La celebrazione della XXIX Giornata Mondiale del Malato, che si è tenuta l’11 febbraio 2021, è l’occasione opportuna per riflettere sul valore del «prendersi cura del sofferente e del malato» e, allo stesso tempo, per recuperare il senso profondo dell’esistenza umana. A tale scopo, la presente riflessione si muove, dapprima, nel considerare il valore antropologico e filosofico della cura, per poi determinare la «differenza cristiana della cura proximi», e concludere con alcune considerazioni sul rapporto tra cura e prendersi cura nel contesto della cura medica.

Il mito di «Cura»
Nel suo Liber Fabularum il mitografo Igino, un autore latino del secondo secolo dopo Cristo, tramanda un racconto che merita di essere riportato per intero, poiché permette, a nostro avviso, di ripensare in profondità il senso e il valore dell’atto del curare.

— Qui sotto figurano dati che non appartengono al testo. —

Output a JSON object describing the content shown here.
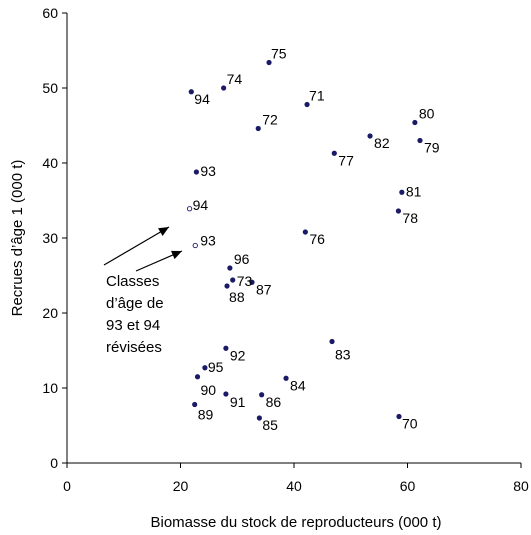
{
  "chart_data": {
    "type": "scatter",
    "title": "",
    "xlabel": "Biomasse du stock de reproducteurs (000 t)",
    "ylabel": "Recrues d’âge 1 (000 t)",
    "xlim": [
      0,
      80
    ],
    "ylim": [
      0,
      60
    ],
    "xticks": [
      0,
      20,
      40,
      60,
      80
    ],
    "yticks": [
      0,
      10,
      20,
      30,
      40,
      50,
      60
    ],
    "grid": false,
    "series": [
      {
        "marker": "filled",
        "color": "#1a1a66",
        "points": [
          {
            "x": 58.5,
            "y": 6.2,
            "label": "70"
          },
          {
            "x": 42.3,
            "y": 47.8,
            "label": "71"
          },
          {
            "x": 33.7,
            "y": 44.6,
            "label": "72"
          },
          {
            "x": 29.2,
            "y": 24.4,
            "label": "73"
          },
          {
            "x": 27.6,
            "y": 50.0,
            "label": "74"
          },
          {
            "x": 35.6,
            "y": 53.4,
            "label": "75"
          },
          {
            "x": 42.0,
            "y": 30.8,
            "label": "76"
          },
          {
            "x": 47.1,
            "y": 41.3,
            "label": "77"
          },
          {
            "x": 58.4,
            "y": 33.6,
            "label": "78"
          },
          {
            "x": 62.2,
            "y": 43.0,
            "label": "79"
          },
          {
            "x": 61.3,
            "y": 45.4,
            "label": "80"
          },
          {
            "x": 59.0,
            "y": 36.1,
            "label": "81"
          },
          {
            "x": 53.4,
            "y": 43.6,
            "label": "82"
          },
          {
            "x": 46.7,
            "y": 16.2,
            "label": "83"
          },
          {
            "x": 38.6,
            "y": 11.3,
            "label": "84"
          },
          {
            "x": 33.9,
            "y": 6.0,
            "label": "85"
          },
          {
            "x": 34.3,
            "y": 9.1,
            "label": "86"
          },
          {
            "x": 32.6,
            "y": 24.1,
            "label": "87"
          },
          {
            "x": 28.2,
            "y": 23.6,
            "label": "88"
          },
          {
            "x": 22.5,
            "y": 7.8,
            "label": "89"
          },
          {
            "x": 23.0,
            "y": 11.5,
            "label": "90"
          },
          {
            "x": 28.0,
            "y": 9.2,
            "label": "91"
          },
          {
            "x": 28.0,
            "y": 15.3,
            "label": "92"
          },
          {
            "x": 22.8,
            "y": 38.8,
            "label": "93"
          },
          {
            "x": 21.9,
            "y": 49.5,
            "label": "94"
          },
          {
            "x": 24.3,
            "y": 12.7,
            "label": "95"
          },
          {
            "x": 28.7,
            "y": 26.0,
            "label": "96"
          }
        ]
      },
      {
        "marker": "open",
        "color": "#1a1a66",
        "points": [
          {
            "x": 22.6,
            "y": 29.0,
            "label": "93"
          },
          {
            "x": 21.6,
            "y": 33.9,
            "label": "94"
          }
        ]
      }
    ],
    "annotation": {
      "lines": [
        "Classes",
        "d’âge de",
        "93 et 94",
        "révisées"
      ]
    }
  }
}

La «Cura», mentre stava attraversando un fiume, scorse del fango cretoso; pensierosa, ne raccolse un po’ e incominciò a dargli forma. Mentre è intenta a stabilire che cosa avesse fatto, interviene Giove. La «Cura» lo prega di infondere lo spirito a quello che aveva formato. Giove acconsente volentieri. Ma quando la «Cura» pretese di imporre il suo nome a ciò che ave- va formato, Giove glielo proibì e pretendeva che fosse imposto il proprio. Mentre la «Cura» e Giove disputavano sul nome, intervenne anche la Terra, reclamando che a ciò che era stato formato fosse imposto il proprio nome, perché gli aveva dato una parte del proprio corpo. I disputanti elessero Saturno a giudice. Il quale comunicò loro la seguente equa decisione: «Tu, Giove, poiché hai dato lo spirito, alla morte riceverai lo spirito; tu, Terra, poiché hai dato il corpo, riceverai il corpo. Ma poiché fu la Cura che per prima diede forma a questo essere, fintanto che esso vivrà lo possieda la Cura. Poiché però la controversia riguarda il suo nome, si chiami homo poiché è fatto di humus (Terra).

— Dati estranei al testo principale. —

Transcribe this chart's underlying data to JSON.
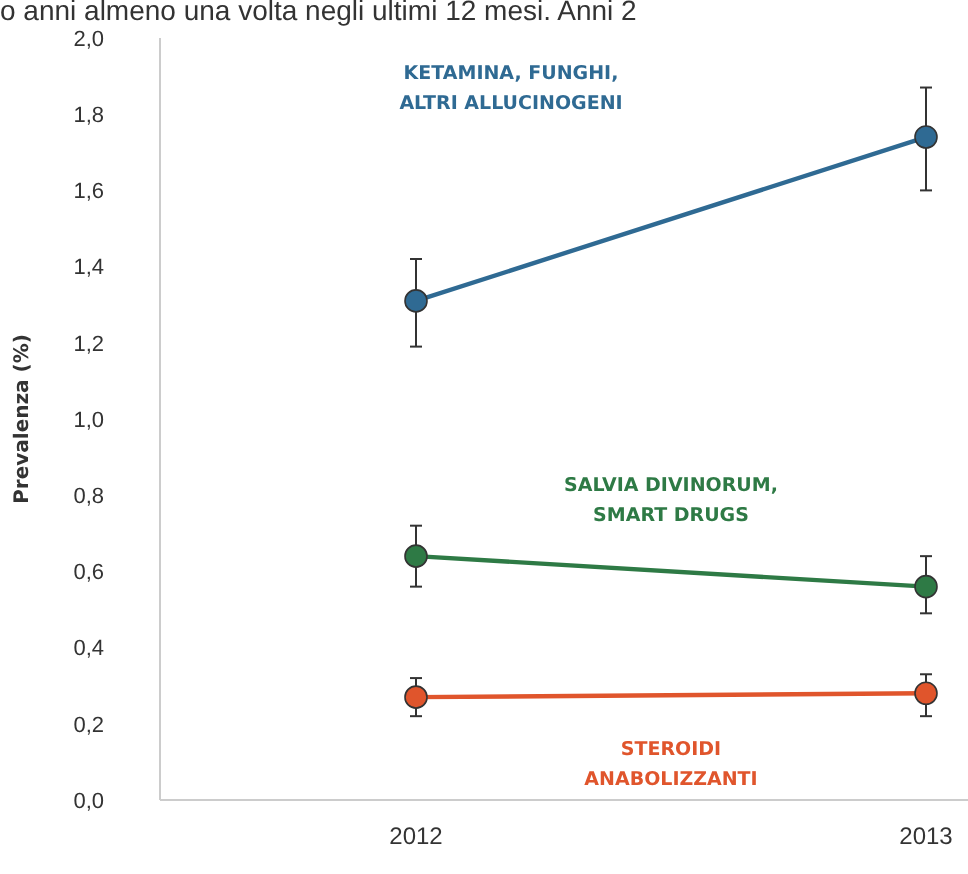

Questo piccolo mito, come sostiene Warren Reich, pioniere della bioetica nordamericana, è servito, più di qualunque altra fonte, a plasmare l’idea di cura in psicologia, filosofica, etica. Il linguaggio mitico è un linguaggio originario: il mito colpisce per la sua capacità di rimandare ad una verità profonda concernente il senso ultimo delle cose, di farlo in un modo sempre nuovamente interessante, senza cioè mai esaurire completamente ciò di cui parla, alla maniera di un concetto o di una formula. Come ben suggerisce Paul Ricoeur, i miti continuamente «danno da pensare». In questo senso, il mito di Cura dice qualcosa di fondamentale circa il senso dell’esperienza umana come esperienza del reciproco prendersi cura. Esso riflette infatti una profonda comprensione della natura umana e fornisce, al tempo stesso, una chiave interpretativa della tensione profonda che attraversa l’esistenza. Emerge infatti l’idea che la cura è, in un certo senso, il punto di contatto fra divino e umano, tra l’elemento corporeo e l’elemento spirituale. Cura, quale principio formante, mantiene l’essere umano fatto di terra e spirito in una unità sempre sfuggente. Nel suo «mantenere la presa» su entrambi gli elementi costitutivi, Cura guarisce il male radicale dell’uomo, la separazione, e assicura il bene grande, sebbene instabile, dell’unità.
In questo orizzonte, il «curare», inteso come sollecito «prendersi cura di», sembra essere qualcosa di più di un elemento tra gli altri nella descrizione dell’esperienza umana. Esso rappresenta piuttosto una struttura fondamentale, archetipa, dalla quale l’etica spontaneamente sgorga. In questo senso, essere al mondo significa prenderci cura di qualcosa/qualcuno. Ma ciò di cui dobbiamo prenderci cura non è soltanto il mondo delle cose. Il destino dell’uomo, la sua vocazione, la natura stessa dell’uomo e della vita è la voce che lo chiama a prendersi cura dell’altro, ad essere-per-gli-altri, a riconoscere il volto del sofferente, ad accogliere l’epifania dell’alterità che viene a noi nell’incontro con persone malate, fragili, bisognose.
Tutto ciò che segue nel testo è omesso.